A new study published in June 2023 in Nature Ecology and Evolution by a team from the Valrose Institute of Biology (Université Côte d'Azur, CNRS) demonstrates that the Y chromosome has no impact on male longevity. This discovery refutes the widespread hypothesis that the Y chromosome has a toxic effect and shortens the lifespan of men.

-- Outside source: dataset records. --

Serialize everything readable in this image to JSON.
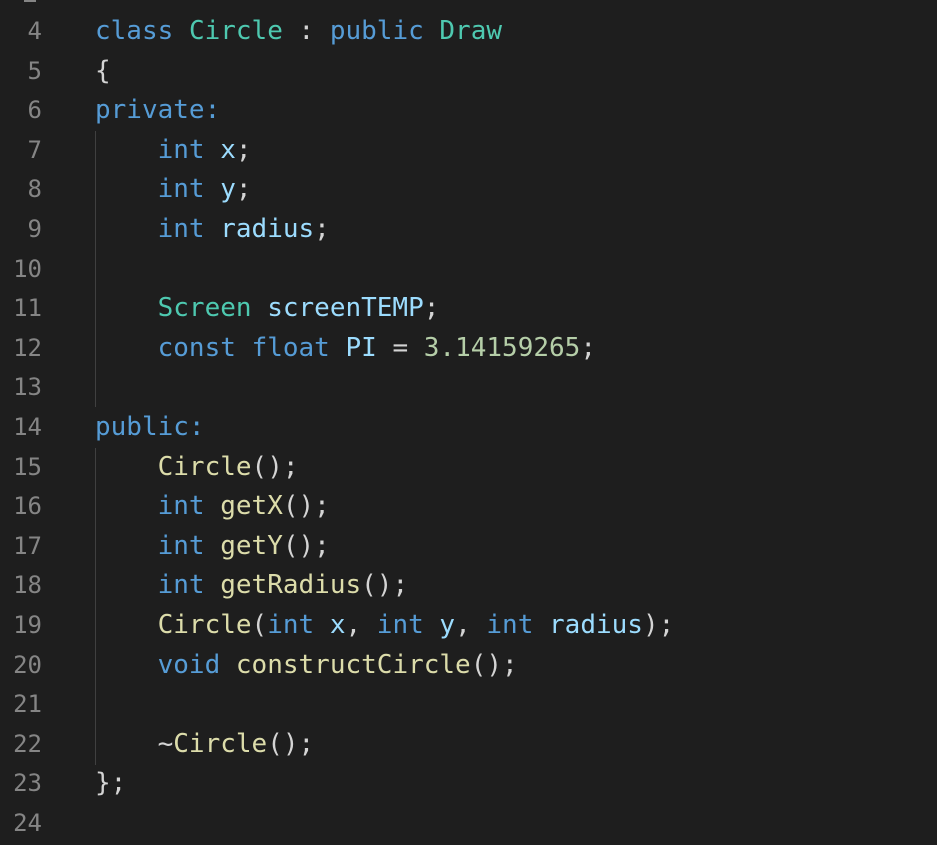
{
  "editor": {
    "colors": {
      "background": "#1e1e1e",
      "line_number": "#858585",
      "keyword": "#569cd6",
      "type": "#4ec9b0",
      "function": "#dcdcaa",
      "variable": "#9cdcfe",
      "number": "#b5cea8",
      "punctuation": "#d4d4d4"
    },
    "lines": [
      {
        "num": "4",
        "tokens": [
          {
            "t": "class",
            "c": "kw"
          },
          {
            "t": " ",
            "c": "pn"
          },
          {
            "t": "Circle",
            "c": "ty"
          },
          {
            "t": " : ",
            "c": "pn"
          },
          {
            "t": "public",
            "c": "kw"
          },
          {
            "t": " ",
            "c": "pn"
          },
          {
            "t": "Draw",
            "c": "ty"
          }
        ]
      },
      {
        "num": "5",
        "tokens": [
          {
            "t": "{",
            "c": "pn"
          }
        ]
      },
      {
        "num": "6",
        "tokens": [
          {
            "t": "private:",
            "c": "kw"
          }
        ]
      },
      {
        "num": "7",
        "tokens": [
          {
            "t": "    ",
            "c": "pn"
          },
          {
            "t": "int",
            "c": "kw"
          },
          {
            "t": " ",
            "c": "pn"
          },
          {
            "t": "x",
            "c": "vr"
          },
          {
            "t": ";",
            "c": "pn"
          }
        ]
      },
      {
        "num": "8",
        "tokens": [
          {
            "t": "    ",
            "c": "pn"
          },
          {
            "t": "int",
            "c": "kw"
          },
          {
            "t": " ",
            "c": "pn"
          },
          {
            "t": "y",
            "c": "vr"
          },
          {
            "t": ";",
            "c": "pn"
          }
        ]
      },
      {
        "num": "9",
        "tokens": [
          {
            "t": "    ",
            "c": "pn"
          },
          {
            "t": "int",
            "c": "kw"
          },
          {
            "t": " ",
            "c": "pn"
          },
          {
            "t": "radius",
            "c": "vr"
          },
          {
            "t": ";",
            "c": "pn"
          }
        ]
      },
      {
        "num": "10",
        "tokens": []
      },
      {
        "num": "11",
        "tokens": [
          {
            "t": "    ",
            "c": "pn"
          },
          {
            "t": "Screen",
            "c": "ty"
          },
          {
            "t": " ",
            "c": "pn"
          },
          {
            "t": "screenTEMP",
            "c": "vr"
          },
          {
            "t": ";",
            "c": "pn"
          }
        ]
      },
      {
        "num": "12",
        "tokens": [
          {
            "t": "    ",
            "c": "pn"
          },
          {
            "t": "const",
            "c": "kw"
          },
          {
            "t": " ",
            "c": "pn"
          },
          {
            "t": "float",
            "c": "kw"
          },
          {
            "t": " ",
            "c": "pn"
          },
          {
            "t": "PI",
            "c": "vr"
          },
          {
            "t": " = ",
            "c": "pn"
          },
          {
            "t": "3.14159265",
            "c": "num"
          },
          {
            "t": ";",
            "c": "pn"
          }
        ]
      },
      {
        "num": "13",
        "tokens": []
      },
      {
        "num": "14",
        "tokens": [
          {
            "t": "public:",
            "c": "kw"
          }
        ]
      },
      {
        "num": "15",
        "tokens": [
          {
            "t": "    ",
            "c": "pn"
          },
          {
            "t": "Circle",
            "c": "fn"
          },
          {
            "t": "();",
            "c": "pn"
          }
        ]
      },
      {
        "num": "16",
        "tokens": [
          {
            "t": "    ",
            "c": "pn"
          },
          {
            "t": "int",
            "c": "kw"
          },
          {
            "t": " ",
            "c": "pn"
          },
          {
            "t": "getX",
            "c": "fn"
          },
          {
            "t": "();",
            "c": "pn"
          }
        ]
      },
      {
        "num": "17",
        "tokens": [
          {
            "t": "    ",
            "c": "pn"
          },
          {
            "t": "int",
            "c": "kw"
          },
          {
            "t": " ",
            "c": "pn"
          },
          {
            "t": "getY",
            "c": "fn"
          },
          {
            "t": "();",
            "c": "pn"
          }
        ]
      },
      {
        "num": "18",
        "tokens": [
          {
            "t": "    ",
            "c": "pn"
          },
          {
            "t": "int",
            "c": "kw"
          },
          {
            "t": " ",
            "c": "pn"
          },
          {
            "t": "getRadius",
            "c": "fn"
          },
          {
            "t": "();",
            "c": "pn"
          }
        ]
      },
      {
        "num": "19",
        "tokens": [
          {
            "t": "    ",
            "c": "pn"
          },
          {
            "t": "Circle",
            "c": "fn"
          },
          {
            "t": "(",
            "c": "pn"
          },
          {
            "t": "int",
            "c": "kw"
          },
          {
            "t": " ",
            "c": "pn"
          },
          {
            "t": "x",
            "c": "vr"
          },
          {
            "t": ", ",
            "c": "pn"
          },
          {
            "t": "int",
            "c": "kw"
          },
          {
            "t": " ",
            "c": "pn"
          },
          {
            "t": "y",
            "c": "vr"
          },
          {
            "t": ", ",
            "c": "pn"
          },
          {
            "t": "int",
            "c": "kw"
          },
          {
            "t": " ",
            "c": "pn"
          },
          {
            "t": "radius",
            "c": "vr"
          },
          {
            "t": ");",
            "c": "pn"
          }
        ]
      },
      {
        "num": "20",
        "tokens": [
          {
            "t": "    ",
            "c": "pn"
          },
          {
            "t": "void",
            "c": "kw"
          },
          {
            "t": " ",
            "c": "pn"
          },
          {
            "t": "constructCircle",
            "c": "fn"
          },
          {
            "t": "();",
            "c": "pn"
          }
        ]
      },
      {
        "num": "21",
        "tokens": []
      },
      {
        "num": "22",
        "tokens": [
          {
            "t": "    ",
            "c": "pn"
          },
          {
            "t": "~",
            "c": "pn"
          },
          {
            "t": "Circle",
            "c": "fn"
          },
          {
            "t": "();",
            "c": "pn"
          }
        ]
      },
      {
        "num": "23",
        "tokens": [
          {
            "t": "};",
            "c": "pn"
          }
        ]
      },
      {
        "num": "24",
        "tokens": []
      }
    ]
  }
}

Many species show differences in lifespan between males and females. A popular way of explaining this observation is that sex chromosomes contribute to aging through a "toxic" effect of the Y. This widely held hypothesis suggests that the presence of the Y chromosome impacts male longevity. In lions, Asian elephants and killer whales, for example, XX females live longer than their XY male counterparts. In humans, XX individuals live on average 7% longer than XY individuals. Compared to a control population, individuals with an XXY karyotype (Klinefelter syndrome) have a two-year shorter lifespan, and those with an XYY karyotype have an even shorter one. These data also suggest a negative effect of Y on longevity in humans. Interestingly, some animal classes show the opposite effect.

In some birds and reptiles, males have ZZ chromosomes while females are ZW, the W being equivalent to the Y chromosome. In these species, ZZ males outlive females, and can live much longer. This observation extends to another living species. In dioecious plants with sex chromosomes, XY individuals have a shorter lifespan. These correlative studies suggest that the Y chromosome may be responsible for differences in longevity between the sexes. However, this hypothesis has never been tested experimentally.

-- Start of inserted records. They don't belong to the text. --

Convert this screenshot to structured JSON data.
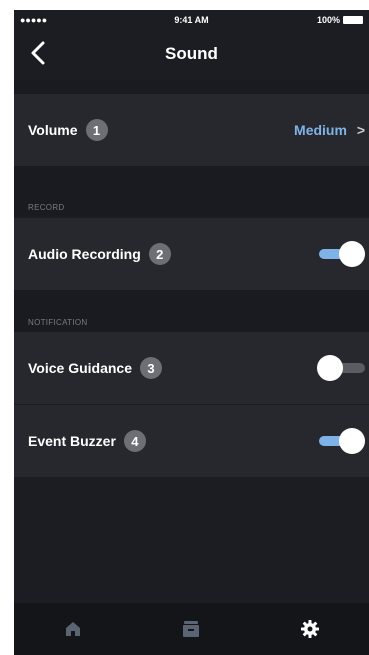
{
  "status_bar": {
    "signal": "●●●●● ",
    "time": "9:41 AM",
    "battery": "100%"
  },
  "header": {
    "title": "Sound"
  },
  "rows": [
    {
      "label": "Volume",
      "badge": "1",
      "value": "Medium"
    },
    {
      "label": "Audio Recording",
      "badge": "2",
      "toggle_on": true
    },
    {
      "label": "Voice Guidance",
      "badge": "3",
      "toggle_on": false
    },
    {
      "label": "Event Buzzer",
      "badge": "4",
      "toggle_on": true
    }
  ],
  "sections": {
    "record": "RECORD",
    "notification": "NOTIFICATION"
  },
  "tabbar": {
    "items": [
      "home-icon",
      "archive-icon",
      "gear-icon"
    ],
    "active": 2
  },
  "colors": {
    "accent": "#7fb3e8",
    "background": "#1c1d22",
    "row": "#27282e"
  }
}
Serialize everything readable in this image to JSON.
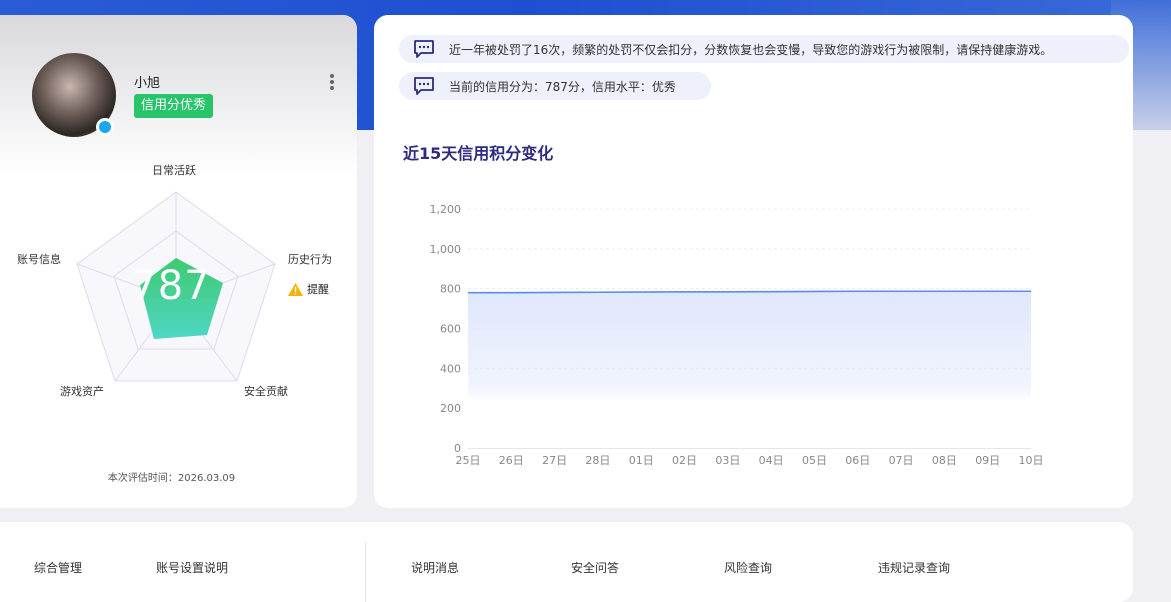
{
  "profile": {
    "username": "小旭",
    "credit_tag": "信用分优秀",
    "evaluation_time": "本次评估时间：2026.03.09",
    "score": "787",
    "radar": {
      "labels": {
        "daily": "日常活跃",
        "history": "历史行为",
        "security": "安全贡献",
        "assets": "游戏资产",
        "account": "账号信息"
      },
      "warning_label": "提醒",
      "colors": {
        "fill_top": "#3ecb6e",
        "fill_bottom": "#4fd6c6",
        "grid": "#dcdcec",
        "bg": "#f7f7fc"
      }
    }
  },
  "notices": [
    "近一年被处罚了16次，频繁的处罚不仅会扣分，分数恢复也会变慢，导致您的游戏行为被限制，请保持健康游戏。",
    "当前的信用分为：787分，信用水平：优秀"
  ],
  "chart_data": {
    "type": "area",
    "title": "近15天信用积分变化",
    "categories": [
      "25日",
      "26日",
      "27日",
      "28日",
      "01日",
      "02日",
      "03日",
      "04日",
      "05日",
      "06日",
      "07日",
      "08日",
      "09日",
      "10日"
    ],
    "series": [
      {
        "values": [
          780,
          780,
          781,
          782,
          783,
          784,
          784,
          785,
          786,
          787,
          787,
          787,
          787,
          787
        ]
      }
    ],
    "y_ticks": [
      "0",
      "200",
      "400",
      "600",
      "800",
      "1,000",
      "1,200"
    ],
    "ylim": [
      0,
      1200
    ],
    "grid": true,
    "colors": {
      "line": "#5b8de8",
      "area_top": "#dfe7fb",
      "area_bottom": "#ffffff"
    }
  },
  "bottom_tabs": [
    "综合管理",
    "账号设置说明",
    "说明消息",
    "安全问答",
    "风险查询",
    "违规记录查询"
  ]
}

To directly examine this "toxic Y" theory, Rénald Delanoue and Charlène Clot, from the Sex and Cell Physiology team at the Valrose Institute of Biology, generated Drosophila tissues and lines in which they directly manipulated the size and number of Y chromosomes using an innovative CRISPR-Cas9 method.

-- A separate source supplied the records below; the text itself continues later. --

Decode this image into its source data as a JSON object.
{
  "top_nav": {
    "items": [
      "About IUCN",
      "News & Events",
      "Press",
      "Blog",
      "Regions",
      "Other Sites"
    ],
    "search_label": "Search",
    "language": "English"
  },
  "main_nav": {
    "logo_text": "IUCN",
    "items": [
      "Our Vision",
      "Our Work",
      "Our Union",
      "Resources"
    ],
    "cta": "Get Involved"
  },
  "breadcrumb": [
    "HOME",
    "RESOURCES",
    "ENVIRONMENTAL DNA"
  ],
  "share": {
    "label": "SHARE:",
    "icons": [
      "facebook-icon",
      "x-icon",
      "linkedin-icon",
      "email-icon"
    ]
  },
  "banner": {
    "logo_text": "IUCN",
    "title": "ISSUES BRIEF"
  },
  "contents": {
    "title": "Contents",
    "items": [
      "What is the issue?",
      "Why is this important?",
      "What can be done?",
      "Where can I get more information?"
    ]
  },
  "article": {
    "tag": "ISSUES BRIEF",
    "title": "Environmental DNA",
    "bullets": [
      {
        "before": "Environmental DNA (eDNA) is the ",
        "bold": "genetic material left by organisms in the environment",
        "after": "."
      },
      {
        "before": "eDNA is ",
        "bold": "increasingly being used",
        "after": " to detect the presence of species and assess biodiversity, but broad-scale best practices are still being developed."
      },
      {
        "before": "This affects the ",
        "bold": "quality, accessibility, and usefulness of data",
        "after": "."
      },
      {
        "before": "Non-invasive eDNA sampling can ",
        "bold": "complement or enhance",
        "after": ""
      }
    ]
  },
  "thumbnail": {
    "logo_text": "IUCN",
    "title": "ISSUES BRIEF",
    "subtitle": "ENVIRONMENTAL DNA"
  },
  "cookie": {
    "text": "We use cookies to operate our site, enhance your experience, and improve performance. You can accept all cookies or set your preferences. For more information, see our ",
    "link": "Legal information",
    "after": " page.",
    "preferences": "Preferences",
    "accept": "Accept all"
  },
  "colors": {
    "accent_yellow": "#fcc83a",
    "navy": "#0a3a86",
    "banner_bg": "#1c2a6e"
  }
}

Using this genetic approach, they discovered that a modificaton in the number or size of the Y chromosome had no impact on male longevity. This discovery refutes the hypothesis that the Y chromosome has a toxic effect and shortens the lifespan of males. They used the same genetic manipulations to show that the Y chromosome does not have an impact either on other key physiological differences between the sexes. For example, they studied the impact of the Y chromosome on sex differences in adult somatic stem cell behavior and intestinal cancers. The implications of these findings are considerable, as differences in longevity between
the sexes are observed in most animals, including humans. Overall, these results reject the "toxic Y" hypothesis, which postulates that the Y chromosome leads to a shorter lifespan in XY individuals.
For more information

Y chromosome toxicity does not contribute to sex-specific differences in longevity
Rénald Delanoue, Charlène Clot, Chloé Leray, Thomas Pihl & Bruno Hudry
Nature Ecology and Evolution 2023


schema hudry
schema hudry
Y chromosomes of different sizes produced using CRISPR-Cas9 in Drosophila. The presence or size of the Y chromosome does not reduce longevity in males, nor does it affect sexual dimorphisms in size and incidence of intestinal cancer development.